Considering that Robert Plant had lived through the death of a bandmate with John Bonham's passing, it is fitting that Queen would ask Plant to tackle the the title track from 1991's Innuendo. That was, sadly, to be Freddie Mercury's final album with Queen. Plant's vocal performance on the song is appropriately passionate; he and the members of Queen then playfully launch into "Crazy Little Thing Called Love," eliciting a wild response from the audience.
Many frontmen have a natural sort of charisma that ultimately draw people into the band. Freddie Mercury was one of those frontmen. Guns N' Roses' Axl Rose is another. What you see is largely what you get with the song but that isn't necessarily a bad thing. There is nothing in the way of surprise moments to be found in the all-too-short video. Rose more than capably commands attention on the legendary song while the sing-along from the audience during the chorus is an absolute thing of beauty, closing out the first half of our list of the Top 10 Queen Performances from the Freddie Mercury Tribute Concert in style.
It should serve as little surprise that Metallica's James Hetfield would have show up to sing this heavy-hitting track from Queen's 1974 record Sheer Heart Attack. Metallica previously covered the song on Rubaiyat: Elektra's 40th Anniversary. The only thing that's a little strange is seeing Hetfield perform without a guitar strapped around his neck. Still, his on-stage enthusiasm is contagious, as evidenced by the brief interaction with Queen drummer Roger Taylor at approximately two minutes in the video.
Forget "Wake Me Up (Before You Go Go)," George Michael proves himself a more than worthy vocalist to honor Freddie Mercury with his performance on "Somebody To Love." Fleshed out by a gospel-influenced chorus who help to provide an upbeat slant to the song, Michael has little difficulty in delivering a solid take on Mercury's varied vocal range in the song.

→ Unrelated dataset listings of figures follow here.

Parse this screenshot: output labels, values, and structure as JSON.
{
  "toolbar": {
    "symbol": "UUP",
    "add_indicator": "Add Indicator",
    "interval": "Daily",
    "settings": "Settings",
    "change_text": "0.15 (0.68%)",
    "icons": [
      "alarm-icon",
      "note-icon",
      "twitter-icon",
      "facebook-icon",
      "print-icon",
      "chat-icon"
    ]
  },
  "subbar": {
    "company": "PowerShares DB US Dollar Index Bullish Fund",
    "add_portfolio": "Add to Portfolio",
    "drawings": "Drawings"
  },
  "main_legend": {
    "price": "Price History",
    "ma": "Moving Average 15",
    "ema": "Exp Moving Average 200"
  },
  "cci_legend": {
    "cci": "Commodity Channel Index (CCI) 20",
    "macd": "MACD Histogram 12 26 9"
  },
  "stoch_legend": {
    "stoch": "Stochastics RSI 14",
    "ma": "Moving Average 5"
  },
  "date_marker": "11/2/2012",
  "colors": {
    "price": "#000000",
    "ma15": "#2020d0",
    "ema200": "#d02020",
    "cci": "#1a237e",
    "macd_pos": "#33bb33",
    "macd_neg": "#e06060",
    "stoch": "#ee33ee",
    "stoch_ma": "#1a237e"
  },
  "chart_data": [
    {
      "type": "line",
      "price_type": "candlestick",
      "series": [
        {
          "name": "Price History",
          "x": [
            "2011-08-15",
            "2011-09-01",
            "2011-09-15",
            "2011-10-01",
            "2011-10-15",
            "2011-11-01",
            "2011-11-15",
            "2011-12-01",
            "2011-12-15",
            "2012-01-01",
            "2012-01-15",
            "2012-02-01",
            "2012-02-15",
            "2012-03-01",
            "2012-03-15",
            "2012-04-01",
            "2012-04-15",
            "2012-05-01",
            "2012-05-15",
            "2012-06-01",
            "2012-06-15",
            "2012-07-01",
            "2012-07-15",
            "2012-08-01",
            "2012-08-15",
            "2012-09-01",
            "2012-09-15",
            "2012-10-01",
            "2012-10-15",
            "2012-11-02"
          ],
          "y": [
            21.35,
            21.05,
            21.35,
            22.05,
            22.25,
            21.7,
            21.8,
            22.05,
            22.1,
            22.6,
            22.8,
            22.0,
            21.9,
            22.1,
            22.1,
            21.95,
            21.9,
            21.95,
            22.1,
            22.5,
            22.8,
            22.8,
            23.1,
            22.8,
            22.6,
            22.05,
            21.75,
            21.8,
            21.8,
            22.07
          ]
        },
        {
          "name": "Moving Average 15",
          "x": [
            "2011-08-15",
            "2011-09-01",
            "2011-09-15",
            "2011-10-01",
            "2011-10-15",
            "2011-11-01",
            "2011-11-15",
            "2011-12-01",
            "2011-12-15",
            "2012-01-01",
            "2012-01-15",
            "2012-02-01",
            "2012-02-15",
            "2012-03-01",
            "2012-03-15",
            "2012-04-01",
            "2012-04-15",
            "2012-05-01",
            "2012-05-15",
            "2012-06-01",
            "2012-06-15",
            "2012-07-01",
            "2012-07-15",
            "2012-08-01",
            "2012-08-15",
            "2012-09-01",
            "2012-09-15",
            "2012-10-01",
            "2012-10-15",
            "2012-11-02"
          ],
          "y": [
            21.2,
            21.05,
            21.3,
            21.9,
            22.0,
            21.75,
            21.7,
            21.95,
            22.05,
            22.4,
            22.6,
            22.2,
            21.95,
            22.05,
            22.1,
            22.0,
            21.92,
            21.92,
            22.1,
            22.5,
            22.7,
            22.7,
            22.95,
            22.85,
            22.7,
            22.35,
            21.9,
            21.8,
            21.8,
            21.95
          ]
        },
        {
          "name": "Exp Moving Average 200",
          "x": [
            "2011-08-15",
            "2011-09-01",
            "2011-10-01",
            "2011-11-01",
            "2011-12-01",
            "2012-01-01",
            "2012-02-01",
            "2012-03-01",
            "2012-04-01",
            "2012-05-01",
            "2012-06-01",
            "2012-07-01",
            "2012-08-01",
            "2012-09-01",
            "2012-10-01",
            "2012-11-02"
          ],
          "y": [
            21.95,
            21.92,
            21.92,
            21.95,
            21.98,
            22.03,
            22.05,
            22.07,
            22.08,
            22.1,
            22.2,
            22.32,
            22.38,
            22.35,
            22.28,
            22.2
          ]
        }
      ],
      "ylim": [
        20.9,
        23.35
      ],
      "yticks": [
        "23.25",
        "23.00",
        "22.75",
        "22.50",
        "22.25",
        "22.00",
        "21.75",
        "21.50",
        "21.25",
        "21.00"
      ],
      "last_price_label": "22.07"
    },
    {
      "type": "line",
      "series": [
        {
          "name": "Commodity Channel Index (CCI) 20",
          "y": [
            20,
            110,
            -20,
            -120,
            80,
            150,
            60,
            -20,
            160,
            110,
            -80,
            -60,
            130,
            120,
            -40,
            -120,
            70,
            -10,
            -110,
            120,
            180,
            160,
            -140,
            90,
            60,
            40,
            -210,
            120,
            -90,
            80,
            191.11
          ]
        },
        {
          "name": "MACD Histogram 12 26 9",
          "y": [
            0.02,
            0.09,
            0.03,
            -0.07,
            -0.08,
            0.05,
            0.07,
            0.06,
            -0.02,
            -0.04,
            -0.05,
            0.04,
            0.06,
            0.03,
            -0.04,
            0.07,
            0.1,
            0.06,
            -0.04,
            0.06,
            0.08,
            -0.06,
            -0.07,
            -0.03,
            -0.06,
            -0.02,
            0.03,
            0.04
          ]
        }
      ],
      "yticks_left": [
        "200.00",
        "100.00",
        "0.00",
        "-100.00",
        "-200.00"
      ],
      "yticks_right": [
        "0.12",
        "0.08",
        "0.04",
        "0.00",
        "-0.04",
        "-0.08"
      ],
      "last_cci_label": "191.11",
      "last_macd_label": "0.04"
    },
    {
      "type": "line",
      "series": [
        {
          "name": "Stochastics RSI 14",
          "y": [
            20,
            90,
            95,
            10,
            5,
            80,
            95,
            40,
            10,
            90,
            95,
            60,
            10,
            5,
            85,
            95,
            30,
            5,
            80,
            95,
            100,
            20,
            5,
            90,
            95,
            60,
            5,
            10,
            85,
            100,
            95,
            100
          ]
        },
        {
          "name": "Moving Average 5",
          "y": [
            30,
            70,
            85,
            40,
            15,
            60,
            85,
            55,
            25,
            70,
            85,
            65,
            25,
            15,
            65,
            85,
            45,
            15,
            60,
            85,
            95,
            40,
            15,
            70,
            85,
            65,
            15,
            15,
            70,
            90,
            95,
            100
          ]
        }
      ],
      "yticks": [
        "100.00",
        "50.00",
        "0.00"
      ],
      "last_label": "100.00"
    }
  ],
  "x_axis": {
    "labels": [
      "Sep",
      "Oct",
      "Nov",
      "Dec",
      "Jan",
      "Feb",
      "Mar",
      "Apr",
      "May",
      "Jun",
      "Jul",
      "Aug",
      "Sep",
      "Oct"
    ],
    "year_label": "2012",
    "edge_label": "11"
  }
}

Originally released on Queen's 1982 album Hot Space as a duet with the legendary David Bowie, "Under Pressure" was performed by Bowie and Eurythmics' Annie Lennox during the Freddie Mercury Tribute Concert. Although Lennox's performance is a little on the melodramatic side at times, Bowie's steady, calm demeanor helps keep the performance in balance.
Passion. That is the first word that comes to mind when watching Elton John's electrifying performance of "The Show Must Go On." Found on Queen's final studio album with Mercury, it was arguably the most appropriately performed song during the whole concert – considering that mortality isn't something that people are often willing to contemplate in such an open forum. With John at the helm, however, fans could take solace in Mercury's steadfast words of encouragement.
Originally issued in 1975, "Bohemian Rhapsody" was becoming a hit all over again thanks to that famous scene from Wayne's World, released just weeks before in February of 1992. This take, which tops our list of the Top 10 Queen Performances from the Freddie Mercury Tribute Concert, starts out with Elton John doing an amazing job handling the first half of the song before Axl Rose bursts onto the stage to sing the very rocking second half. After the pre-recorded mid-section of the song, Rose's energy lends an extra urgency to the song before ending with John and Rose arm-in-arm. This track is arguably one of the best representations of exactly what Queen stood for musically, expertly delivered by musical legends in their own right.